みなさんは、和菓子と聞いてどんなイメージを持つでしょうか。
おじいちゃんおばあちゃんの家に行ったら置いてあるやつだったり、お茶と一緒に食べるものといったイメージでしょうか。
あるいは和菓子はあまり好きじゃないという人もいるかもしれません。
そんな和菓子ですが、ぶっちゃけケーキに代表される洋菓子と比べてどうです?
ずばり失礼を承知で言うなら、「じみ」じゃないですか?
今回紹介する小説『和菓子のアン』はなんと、そんな和菓子を題材にしたミステリーです。
え?なに?和菓子のミステリー?なんかじみだなぁ。和菓子より洋菓子の方がすき?
そんな方は、是非読んでみると和菓子にたいする見方がガラリと変わること間違いなしですよ。
※本記事では紹介にあたり、未読の方の楽しみを損なわないよう、ネタバレ等に関しては細心の注意を払っております。未読の方もご安心ください。
目次
あらすじ
本作の主人公の名前は、梅本杏子(うめもときょうこ)。18歳。
高校を卒業間近にむかえるも、まだ将来何をしたいのか、いまいち進路が決められずにいた。
そんな彼女に向かって、先生は言う。
「このままじゃ高卒のフリーターになるだけだぞ」
担任の先生はそれなりにいい人で、卒業するまで私のことを気にかけてくれていた。でも、大学に生きたいって思うほど勉強が好きじゃないし、いきなり就職っていうのもピンとこなかったんだからしょうがない。
引用:坂木司『和菓子のアン』(光文社文庫) p10〜11
そんな折、彼女は訪れたデパートの地下で、とある和菓子屋のアルバイト募集を見つける。
なんとその和菓子屋さんは、ひと癖もふた癖もある変人達の集まっているお店で…。
主人公は同僚達にふりまわされながらも、和菓子の世界の奥深さに魅了されていくのであった。
見どころ&感想
和菓子の世界の奥深さを知れる
とうとつですが、電気屋さんや携帯ショップの店員さん。
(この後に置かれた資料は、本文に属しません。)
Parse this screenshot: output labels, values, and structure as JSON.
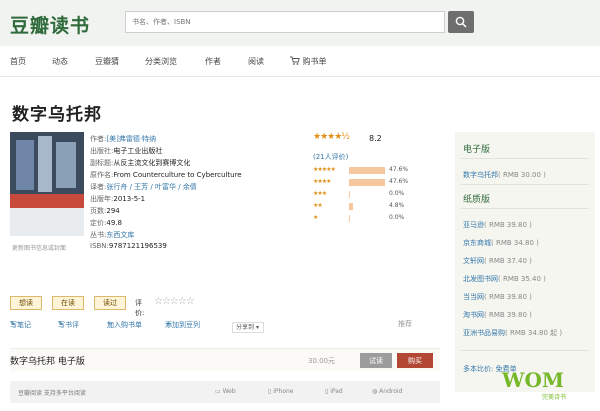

この2つに共通するものはなんでしょうか。
求められるものと言い換えてもよいです。
いろいろありますが、まずあげられるのが、商品に関する詳しい知識だと思います。
お客さんに質問された時や、営業をかけるといった時に、電化製品や携帯プランについて詳しく知っておかなければ勤まりません。
この「商品に関する詳しい知識」が和菓子屋さんでも同じように必要だと言ったら、驚きますか?
一口に和菓子と言っても奥が深く、季節ごとにその季節にちなんだお菓子があり、お菓子の名前の由来や歴史的背景、さらには源氏物語などの文学作品の中にも登場するお菓子など、話題には事欠かないくらい盛り沢山です。
そんな、奥深い和菓子について、最初は右も左もわからない主人公と一緒に詳しくなっていくことができるのが面白いと感じました。
いや、和菓子って、こんなに奥深かったんか!と。
和菓子って普段は特に深く考えずに食べていたけど、そんな和菓子にたいする解像度がぐんっとあがりました。
和菓子職人も登場
みなさんは、和菓子職人をご存知でしょうか。
和菓子職人とは、読んて字のごとく和菓子をつくる職人さんのことです。
本作には和菓子職人も登場します。
恥ずかしながら、筆者は本書を読むまで、和菓子にも職人がいることを知りませんでした。
普段何気なく目にする、お菓子ですが、その裏側には開発や製作に情熱を燃やす職人さん達の存在があったのだなと。
考えてみれば、あたりまえの話ですが、本書のようなお仕事ものの作品は読むと、自分の知らなかった業界や世界を垣間見ることができるので視野が広がって面白いですよね。
魅力的なキャラクター
登場人物にひと癖もふた癖もあると先程書きましたが、そんな同僚達と主人公が繰り広げるドタバタ劇が楽しいです。
変人が登場する物語が好きな方、おすすめです。
見事な伏線回収と和菓子にまつわる謎解き
本作では、和菓子屋に訪れるお客さんの和菓子にまつわる謎が解かれていく様が描かれています。
それだけでも面白いのですが、さらに驚いたのが物語の中で少しずつ伏線が張り巡らせてあって、最後の話でそれが見事につながり、そういうことだったのか!という楽しみがあったことです。
こういった瞬間は、カタルシスを感じられてとても好きです。
終わりに
今回紹介した『和菓子のアン』は、著者の坂木司さんの作品の中で、個人的に特に好きな作品です。もし、興味をもたれた方がいましたら読んでみてはいかがでしょうか。